Elaine Nsoesie
Elaine Nsoesie
Elaine O. Nsoesie is an Associate Professor in the Department of Global Health at the Boston University School of Public Health. She is an internationally recognized data scientist and a leading voice on the use of data and technology to advance health equity. She is a Data Science Faculty Fellow and was a Founding Faculty of the Boston University Faculty of Computing and Data Sciences.
She served as a program lead and senior advisor to the Artificial Intelligence/Machine Learning Consortium to Advance Health Equity and Researcher Diversity (AIM-AHEAD) Program at the National Institutes of Health through the Intergovernmental Personnel Act (IPA) Mobility Program. She also led the Racial Data Tracker project at the Boston University Center for Antiracist Research.
She has expertise in the application of data science methods (including, machine learning and artificial intelligence) and data from non-traditional public health sources (such as, mobile phones, satellites, and social media) to address major global health challenges. Her work approaches health equity from multiple angles, including increasing representation of communities typically underrepresented in data science through programs like Data Science Africa and AIM-AHEAD; addressing bias in health data and algorithms; and using data and policy to advance racial equity.
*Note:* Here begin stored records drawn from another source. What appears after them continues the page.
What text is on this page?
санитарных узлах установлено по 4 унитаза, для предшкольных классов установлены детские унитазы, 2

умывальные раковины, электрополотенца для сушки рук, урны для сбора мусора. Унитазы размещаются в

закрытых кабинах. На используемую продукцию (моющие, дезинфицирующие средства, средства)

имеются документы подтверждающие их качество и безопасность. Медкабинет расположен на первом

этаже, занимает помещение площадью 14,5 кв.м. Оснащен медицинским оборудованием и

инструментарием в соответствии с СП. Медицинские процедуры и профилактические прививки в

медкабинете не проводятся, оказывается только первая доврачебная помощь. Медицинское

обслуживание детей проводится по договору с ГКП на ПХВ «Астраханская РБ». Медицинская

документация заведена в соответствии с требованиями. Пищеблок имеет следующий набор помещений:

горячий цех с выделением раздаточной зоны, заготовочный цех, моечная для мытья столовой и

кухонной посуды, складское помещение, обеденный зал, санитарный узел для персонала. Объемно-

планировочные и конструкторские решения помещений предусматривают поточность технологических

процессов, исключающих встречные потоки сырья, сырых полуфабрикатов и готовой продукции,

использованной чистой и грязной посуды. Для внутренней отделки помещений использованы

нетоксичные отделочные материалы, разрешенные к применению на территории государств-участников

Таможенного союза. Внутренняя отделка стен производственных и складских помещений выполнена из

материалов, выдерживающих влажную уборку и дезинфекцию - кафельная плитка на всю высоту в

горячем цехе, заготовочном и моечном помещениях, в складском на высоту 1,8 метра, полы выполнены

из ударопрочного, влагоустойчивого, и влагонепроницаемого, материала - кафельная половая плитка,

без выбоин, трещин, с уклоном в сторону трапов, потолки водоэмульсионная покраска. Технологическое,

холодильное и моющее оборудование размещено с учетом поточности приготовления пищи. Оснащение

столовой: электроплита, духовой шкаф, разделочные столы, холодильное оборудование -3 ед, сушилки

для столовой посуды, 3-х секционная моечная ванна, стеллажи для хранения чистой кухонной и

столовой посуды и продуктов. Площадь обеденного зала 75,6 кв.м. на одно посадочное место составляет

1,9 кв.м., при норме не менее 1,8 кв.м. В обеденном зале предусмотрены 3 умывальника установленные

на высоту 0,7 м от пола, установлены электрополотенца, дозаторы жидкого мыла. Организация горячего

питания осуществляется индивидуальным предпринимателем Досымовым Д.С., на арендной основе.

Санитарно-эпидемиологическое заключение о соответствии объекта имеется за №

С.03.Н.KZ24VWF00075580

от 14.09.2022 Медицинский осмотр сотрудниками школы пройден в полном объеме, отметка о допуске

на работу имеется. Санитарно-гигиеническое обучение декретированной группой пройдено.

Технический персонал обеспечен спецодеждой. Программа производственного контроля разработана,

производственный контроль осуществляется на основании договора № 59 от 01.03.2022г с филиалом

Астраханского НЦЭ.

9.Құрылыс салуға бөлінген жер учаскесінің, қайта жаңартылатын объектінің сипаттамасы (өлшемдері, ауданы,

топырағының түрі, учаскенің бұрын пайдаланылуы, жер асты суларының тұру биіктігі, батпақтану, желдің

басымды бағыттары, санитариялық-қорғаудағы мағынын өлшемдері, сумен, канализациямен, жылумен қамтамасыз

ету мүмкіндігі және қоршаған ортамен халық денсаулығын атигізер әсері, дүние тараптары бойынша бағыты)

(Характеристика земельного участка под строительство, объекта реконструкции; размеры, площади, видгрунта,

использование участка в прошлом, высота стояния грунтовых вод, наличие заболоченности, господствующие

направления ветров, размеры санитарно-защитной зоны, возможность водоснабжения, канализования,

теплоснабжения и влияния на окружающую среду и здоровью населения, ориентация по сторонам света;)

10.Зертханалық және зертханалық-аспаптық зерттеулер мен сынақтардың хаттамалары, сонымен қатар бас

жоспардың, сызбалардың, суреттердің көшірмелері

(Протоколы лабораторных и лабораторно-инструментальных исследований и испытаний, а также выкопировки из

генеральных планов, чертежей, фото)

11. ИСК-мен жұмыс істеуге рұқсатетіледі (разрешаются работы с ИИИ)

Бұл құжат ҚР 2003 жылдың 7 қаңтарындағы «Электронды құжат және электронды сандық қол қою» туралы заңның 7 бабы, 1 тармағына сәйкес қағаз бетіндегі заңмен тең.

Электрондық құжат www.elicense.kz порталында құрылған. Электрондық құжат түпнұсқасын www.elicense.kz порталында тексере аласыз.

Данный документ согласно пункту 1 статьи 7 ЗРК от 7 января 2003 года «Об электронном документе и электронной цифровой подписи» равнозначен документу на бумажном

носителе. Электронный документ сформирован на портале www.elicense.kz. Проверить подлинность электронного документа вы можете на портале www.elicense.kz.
She has collaborated with local departments of health in the U.S. to improve disease surveillance systems, international organizations like UNICEF and UNDP, and served as a Data & Innovation Fellow in the Directorate of Science, Technology, and Innovation (DSTI), The President’s Office, Sierra Leone.
She has published extensively in peer-reviewed literature. She is also known for her ability to effectively communicate complex information with diverse audiences. She has given more than 100 invited talks including keynotes and distinguished lectures at conferences, workshops and institutions across five continents.
Nsoesie was born and raised in Cameroon.
Nsoesie completed her PhD in Computational Epidemiology from the Genetics, Bioinformatics and Computational Biology program at Virginia Tech, and her PhD dissertation, Sensitivity Analysis and Forecasting in Network Epidemiology Models, at the Network Dynamics and Simulations Science Lab at Virginia Tech BioComplexity Institute. After postdoctoral associate positions at Harvard Medical School and Boston Children’s Hospital, she joined the faculty of the Institute for Health Metrics and Evaluation (IHME) at the University of Washington.